Anyway, it is good to welcome new readers!!!

A bientot.

Thursday, 3 July 2014

Friday, 27 June 2014

Millennium surpassed ...

Hi everyone,

We passed the 1000 readership mark sometime during the night over here ... thanks to all "stalkers".

At this rate, Suarez would have bitten us :-)

Keep travelling safely and enjoyably!

Thursday, 26 June 2014

The Not-so-great trek to the Second Waterfall in Jonkershoek, Stellenbosch

Hi Everyone,

Today we walked part of the land originally granted to Johann Andriesz who was commonly known as Jan de Jonker, hence the Jonkers part of the name Jonkershoek (Jonker's corner). When he died in 1688, his property passed on to a free black slave and neighbour, Jan of Ceylon. He owned it until 1701 and it was granted to Anna Hoeks (where I presume the the second part of the name Jonkershoek  originates from. Anna, at a stage, owned all but one of the concessions in Jonkershoek. Let it not be said that Stellenbosch has always been male chauvinist.

The reason for the brief history reference is that Jonkershoek is THE favourite mountain biking destination in Stellenbosch. It also hosts many other attractions, among them lovely self-catering cottages surrounded by meadows inhabited by horses, super wine estates, good walking paths and clear mountain streams. At the origin of one of these streams lies the Second Waterfall (for some reason its name has not progressed beyond the numerical!) Perhaps this is because the other waterfall along the same path is named the First Waterfall. These waterfalls are not anything like the Augrabies (see post: http://expectmeagain.blogspot.com/2014/06/the-place-of-great-noise.html) or those in Mpumalanga (see post: http://expectmeagain.blogspot.com/2014/03/mpumalanga-near-kruger-national-park.html), but they are within walking distance from our home, so they hold a special attraction for us.

My youngest son (that's him up there), insisted that we visit the second waterfall on 22/06/2014 (the "Today" referred to above). I've never seen him this enthusiastic about a nature walk and agreed, partly not to dampen his spirits. I found out later that his "enthusiasm" developed in part because he's been promising some friends that we'll visit the reserve a very long time ago and that peer pressure was the main instigator. That said, it was a balmy morning when we set out from home.
Welcome to my world!

Our Belgian visitor's first concern was snakes and my son was quick to point out that the mountains around Stellenbosch have a fair supply of puff adders - not a comforting thought! I consoled myself with the presumed inactivity of snakes this time of the year.

At the gate to the reserve we each paid R40,00 and were on our way - if you have a Wild Card, you pay substantially less at all the participating nature reserves in the country! Makes a lot of sense for people who visit nature reserves often.

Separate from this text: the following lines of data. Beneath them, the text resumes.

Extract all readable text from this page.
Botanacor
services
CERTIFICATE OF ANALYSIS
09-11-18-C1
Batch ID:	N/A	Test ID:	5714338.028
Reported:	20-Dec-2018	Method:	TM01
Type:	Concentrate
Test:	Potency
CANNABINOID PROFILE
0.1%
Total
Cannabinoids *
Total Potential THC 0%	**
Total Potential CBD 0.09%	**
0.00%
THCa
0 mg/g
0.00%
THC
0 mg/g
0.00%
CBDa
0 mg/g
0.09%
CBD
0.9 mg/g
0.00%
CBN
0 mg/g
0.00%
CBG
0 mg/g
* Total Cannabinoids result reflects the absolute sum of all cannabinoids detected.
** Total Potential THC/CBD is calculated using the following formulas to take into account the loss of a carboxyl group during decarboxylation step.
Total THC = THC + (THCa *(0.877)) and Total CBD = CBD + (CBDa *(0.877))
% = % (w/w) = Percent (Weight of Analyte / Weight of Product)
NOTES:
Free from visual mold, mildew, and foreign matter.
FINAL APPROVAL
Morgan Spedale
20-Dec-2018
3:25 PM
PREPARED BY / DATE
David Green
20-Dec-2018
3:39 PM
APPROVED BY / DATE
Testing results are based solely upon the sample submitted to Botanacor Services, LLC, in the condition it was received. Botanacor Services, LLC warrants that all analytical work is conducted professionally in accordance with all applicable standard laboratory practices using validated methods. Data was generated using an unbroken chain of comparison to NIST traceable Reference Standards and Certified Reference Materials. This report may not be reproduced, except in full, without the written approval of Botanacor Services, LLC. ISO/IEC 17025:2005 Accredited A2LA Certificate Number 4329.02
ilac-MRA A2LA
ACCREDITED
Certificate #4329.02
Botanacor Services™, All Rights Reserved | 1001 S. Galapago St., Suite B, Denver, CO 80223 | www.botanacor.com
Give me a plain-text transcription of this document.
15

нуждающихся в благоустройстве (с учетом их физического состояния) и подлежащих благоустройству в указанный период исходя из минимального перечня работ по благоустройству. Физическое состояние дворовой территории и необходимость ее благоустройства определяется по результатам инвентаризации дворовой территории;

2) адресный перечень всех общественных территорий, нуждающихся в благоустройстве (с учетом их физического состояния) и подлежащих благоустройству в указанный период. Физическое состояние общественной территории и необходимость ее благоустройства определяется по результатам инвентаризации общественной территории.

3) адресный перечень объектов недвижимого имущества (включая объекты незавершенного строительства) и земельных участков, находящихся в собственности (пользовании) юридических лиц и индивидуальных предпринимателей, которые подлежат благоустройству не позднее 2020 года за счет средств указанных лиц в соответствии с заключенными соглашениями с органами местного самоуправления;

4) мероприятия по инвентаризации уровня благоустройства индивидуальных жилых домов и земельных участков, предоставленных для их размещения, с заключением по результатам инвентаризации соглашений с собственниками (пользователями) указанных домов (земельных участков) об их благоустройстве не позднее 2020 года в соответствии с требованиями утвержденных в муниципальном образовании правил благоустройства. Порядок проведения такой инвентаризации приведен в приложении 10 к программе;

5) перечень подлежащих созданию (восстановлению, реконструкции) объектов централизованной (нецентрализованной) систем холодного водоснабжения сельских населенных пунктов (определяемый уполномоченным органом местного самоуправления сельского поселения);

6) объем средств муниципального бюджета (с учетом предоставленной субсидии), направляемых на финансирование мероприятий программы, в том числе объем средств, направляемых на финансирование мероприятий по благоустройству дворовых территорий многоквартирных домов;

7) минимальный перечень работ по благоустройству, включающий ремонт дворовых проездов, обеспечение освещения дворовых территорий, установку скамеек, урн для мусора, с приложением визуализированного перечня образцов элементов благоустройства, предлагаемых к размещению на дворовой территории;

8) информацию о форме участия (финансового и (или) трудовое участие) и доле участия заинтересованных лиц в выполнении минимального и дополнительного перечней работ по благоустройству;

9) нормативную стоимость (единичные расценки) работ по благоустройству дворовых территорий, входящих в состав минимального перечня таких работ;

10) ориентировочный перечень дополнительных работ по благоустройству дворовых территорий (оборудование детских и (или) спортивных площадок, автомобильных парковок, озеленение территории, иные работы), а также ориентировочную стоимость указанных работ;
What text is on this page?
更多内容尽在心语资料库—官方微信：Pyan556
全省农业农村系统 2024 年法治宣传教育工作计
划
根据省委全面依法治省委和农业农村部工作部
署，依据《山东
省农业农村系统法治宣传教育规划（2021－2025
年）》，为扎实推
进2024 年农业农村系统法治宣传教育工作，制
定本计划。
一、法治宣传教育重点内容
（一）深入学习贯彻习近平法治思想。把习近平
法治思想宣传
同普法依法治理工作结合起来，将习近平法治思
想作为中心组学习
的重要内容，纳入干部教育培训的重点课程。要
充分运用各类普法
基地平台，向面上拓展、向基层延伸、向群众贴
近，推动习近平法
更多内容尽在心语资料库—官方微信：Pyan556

I was not really looking forward to struggling up the steep walk near the Second Waterfall as a result of my limited aerobic fitness. I have this theory that because I was a premature baby (7 months), my lungs never fully developed and although I tried to make up for this by training seriously for middle and long-distance running as a youth, I simply could not hack the big-time. Now in my middle age, my lower than normal aerobic fitness levels are back to haunt me. Truth be told however, I have not been assiduous about my aerobic training and rely on squash to keep my fitness levels going.
Aerobic fitness xa!

Anyway, we made our way up the single track path from where the marker indicated and the walk was immediately invigorating. The soothing gurgling sounds of a nearby stream accompanies the walker on the trail with every step and makes one realize the wonderful integration of nature and its calming effect on the human psyche.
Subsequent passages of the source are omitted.